Managing taxes well will help us keep more of our money. We should realize that people who build wealth are aware of taxes and are able to leverage this knowledge to their advantage.
Let’s look at impact of taxes, if you are planning to save Rs 100,000 post tax and you are in the 30% tax bracket, you will have to earn 142,857 pre-tax, i.e., 42.8% more. Now let’s look at the impact over a period of time.
As you can see from the chart, Rs 100,000 invested at 10% interest for 40 years at zero tax becomes 4,525,926 and the same amount at 30% tax becomes 1,497,446. If you can avoid taxes you would be 3 times richer!!! As we can see the longer we invest, the greater is the difference.
Key here is to understand tax implications of various products. Governments typically encourage long-term investments and provide significant tax advantages for those who invest for long-term. In India if one invests in stocks for over one year then there is no long term capital gains tax!!!
This has 2 implications – let’s say a person is in a 30% tax bracket
- If she is looking at long term investment, tax advantage given to equities becomes a serious proposition for wealth creation. Equities generating 7% per year become more attractive than fixed deposits (FD’s) paying 9% interest as FD’s are taxable. So she finally is able to keep only 6.3% in FD as opposed to all 7% in equities. The magic of compounding will start to make the differences wider over a period of time. We should not forget that the dividends from equities also do not attract any taxes.
- If she is a trading often (even if she buys and sells a security with-in the same calendar year), then she has to earn 142,857 in profits to keep 100,000. Whereas if she is an investor, (holding the security for over a year!), then she needs to earn only 100,000 as she gets to keep all of it.
In summary, if you have funds that you can invest for a long term, then you should seriously consider investing in equities as the tax advantages for dividends and capital gains will help build wealth much faster.
Most of us realize the impact of taxes because we explicitly pay taxes, but fees that are automatically deducted, especially by mutual funds, hence are not visible to us. Let’s examine their impact on our returns. Mutual funds charge between from 1.5% to 3% of the assets as the fees.
We can see from the above example that a 3% fee takes away a lot more than a 30% tax.
As you can see from the chart, Rs 100,000 invested at 10% interest for 40 years at zero fees becomes 4,525,926 and the same amount at 3% fees becomes 1,338,372 (it is even lower than 1,497,446 which is after 30% taxes). If you can avoid fees you would be 3.3 times richer!!! As we can see from the chart the lower the fee, the better is the return realized by the investor.
In this example we have assumed that the funds are making money every year, but the effect of fees will be more dramatic in the years when there is a loss. When there is a loss, the capital gets reduced further due to fees, thus reducing the return potential.

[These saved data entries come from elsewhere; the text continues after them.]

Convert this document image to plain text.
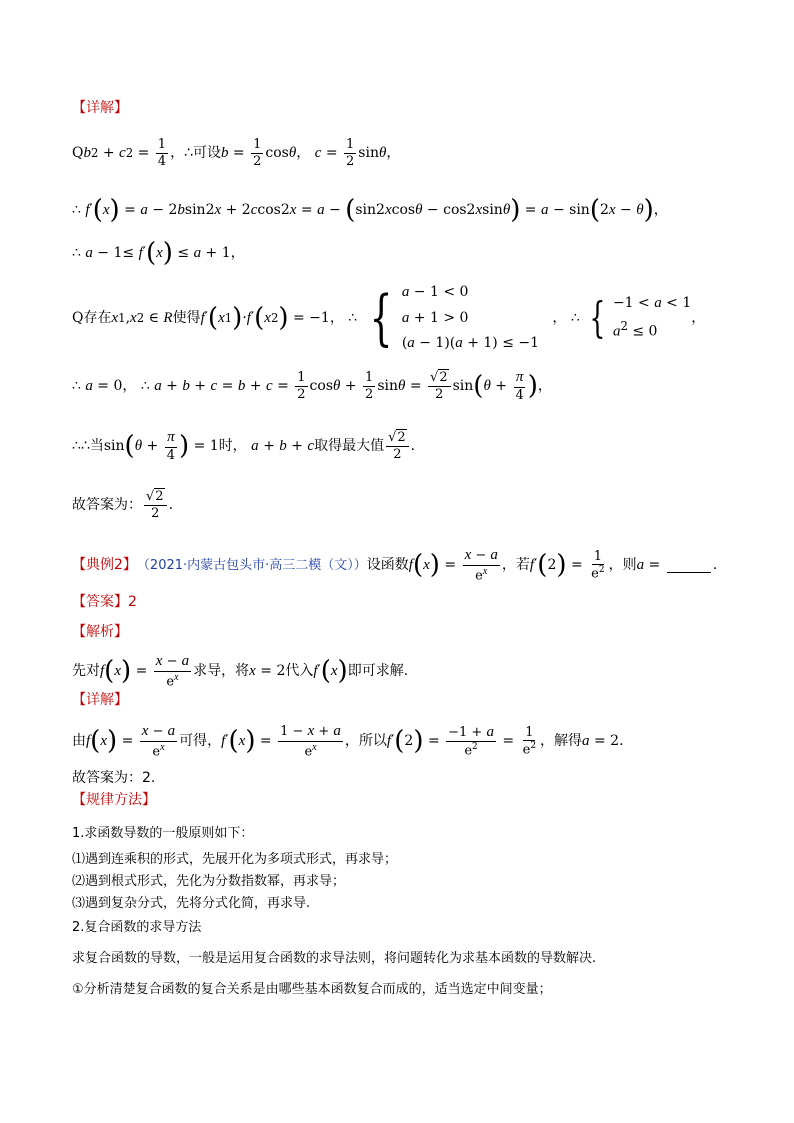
【详解】
Q b 2 + c $2 = \frac{1}{4}$ ，∴可设 $b = \frac{1}{2}$ cos θ ，
$c = \frac{1}{2}$ sin θ ，
∴ f ′ ( x ) = a − 2 b sin2 x + 2 c cos2 x = a − ( sin2 x cos θ − cos2 x sin θ ) = a − sin ( 2 x − θ ) ，
∴ a − 1≤ f ′ ( x ) ≤ a + 1 ，
Q 存在 x 1 , x 2 ∈ R 使得 f ′ ( x 1 ) · f ′ ( x 2 ) = −1 ， ∴ { a − 1 < 0
a + 1 > 0
(a − 1)(a + 1) ≤ −1

， ∴ { −1 < a < 1
$a^2 \le 0$
，
∴ a = 0 ， ∴ $a + b + c = b + c = \frac{1}{2}$ $\cos \theta + \frac{1}{2}$ $\sin \theta = \frac{√2}{2}$ sin ( $\theta + \frac{\pi}{4}$ ) ，
∴ ∴当 sin ( $\theta + \frac{\pi}{4}$ ) = 1 时，
a + b + c 取得最大值 $\frac{√2}{2}$ .
故答案为： $\frac{√2}{2}$ .
【典例2】 （2021·内蒙古包头市·高三二模（文）） 设函数 f ( x ) = $\frac{x - a}{e^x}$ ，若 f ′ ( 2 ) = $\frac{1}{e^2}$ ，则 a =	.
【答案】 2
【解析】
先对 f ( x ) = $\frac{x - a}{e^x}$ 求导，将 x = 2 代入 f ′ ( x ) 即可求解.
【详解】
由 f ( x ) = $\frac{x - a}{e^x}$ 可得， f ′ ( x ) = $\frac{1 - x + a}{e^x}$ ，所以 f ′ ( 2 ) = $\frac{-1 + a}{e^2} = \frac{1}{e^2}$ ，解得 a = 2.
故答案为：2.
【规律方法】
1.求函数导数的一般原则如下：
⑴遇到连乘积的形式，先展开化为多项式形式，再求导；
⑵遇到根式形式，先化为分数指数幂，再求导；
⑶遇到复杂分式，先将分式化简，再求导.
2.复合函数的求导方法
求复合函数的导数，一般是运用复合函数的求导法则，将问题转化为求基本函数的导数解决.
①分析清楚复合函数的复合关系是由哪些基本函数复合而成的，适当选定中间变量；
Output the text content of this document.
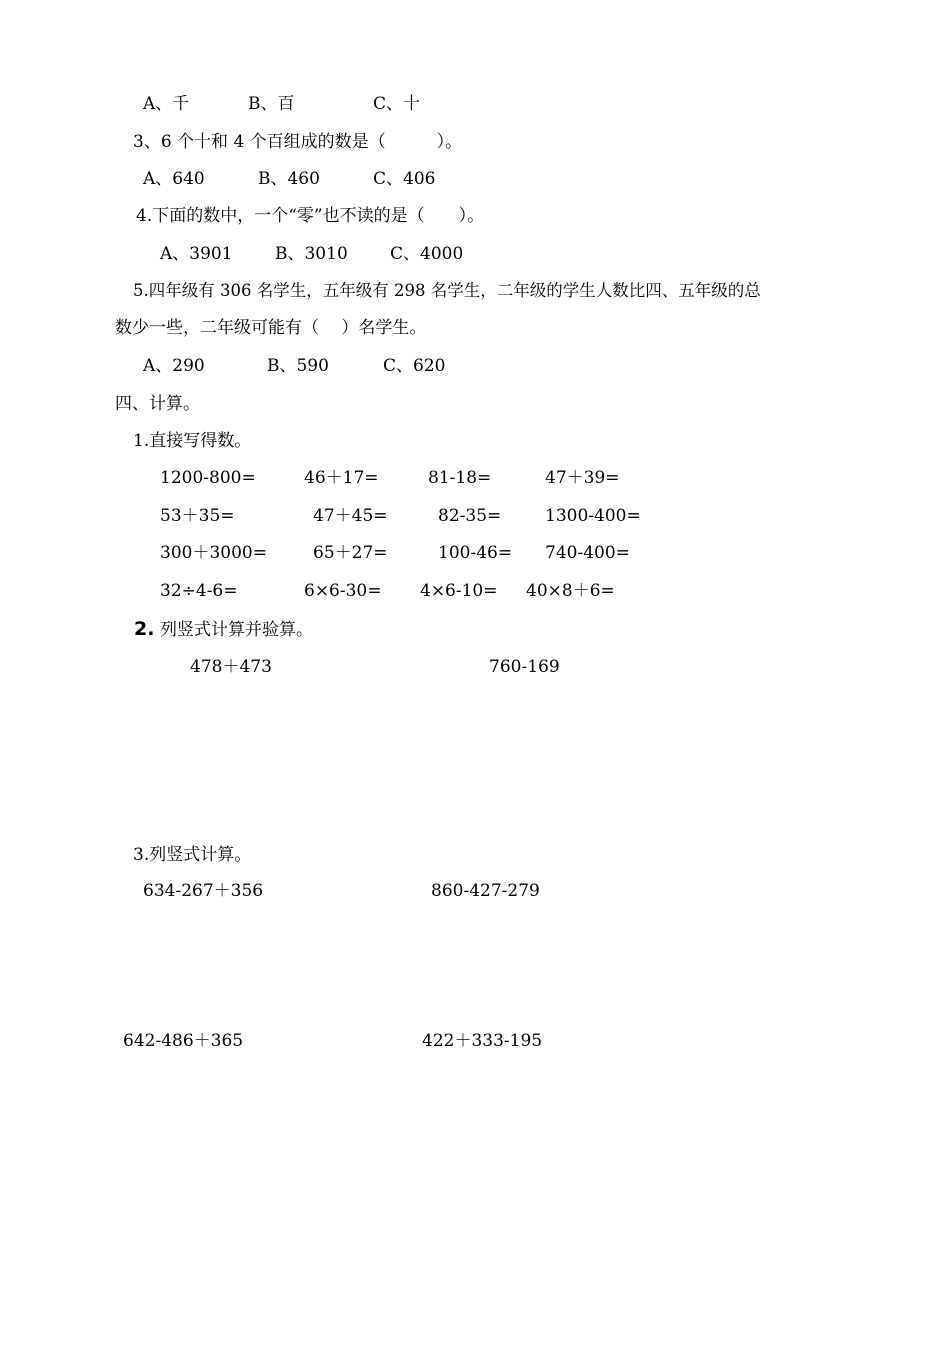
A、千	B、百	C、十
3、6 个十和 4 个百组成的数是（　　　）。
A、640	B、460	C、406
4.下面的数中，一个“零”也不读的是（　　）。
A、3901 B、3010 C、4000
5.四年级有 306 名学生，五年级有 298 名学生，二年级的学生人数比四、五年级的总
数少一些，二年级可能有（　 ）名学生。
A、290	B、590	C、620
四、计算。
1.直接写得数。
1200-800=	46＋17=	81-18=	47＋39=
53＋35=	47＋45=	82-35=	1300-400=
300＋3000=	65＋27=	100-46= 740-400=
32÷4-6=	6×6-30= 4×6-10= 40×8＋6=
2. 列竖式计算并验算。
478＋473	760-169
3.列竖式计算。
634-267＋356	860-427-279
642-486＋365	422＋333-195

Taxes usually claim a part of the profits, but fees are a claim on the capital. Taxes are like taking a part of the crop when the crop is good. Fees, especially in the years where there is a loss, are like taking the seed from the farmer, this reduces what he has to sow, thus reducing the crop itself.
A more equitable way to pay the fund managers is to pay them for the returns they generate over an agreed benchmark. That way they are getting paid for the returns they generate over the benchmark and the investors only pay for the performance. You may want to read our article on paying the piper.
Fees and taxes are inevitable for an investor. Investors will be well served if they remember that taxes are assessed on the profits whereas fees are usually assessed on the capital.
- Prudent investors should look to minimize the taxes by choosing the right investment vehicles.
- They should actively work toward minimizing the fees. They should also make sure that the fees they pay is helping them get them a superior performance.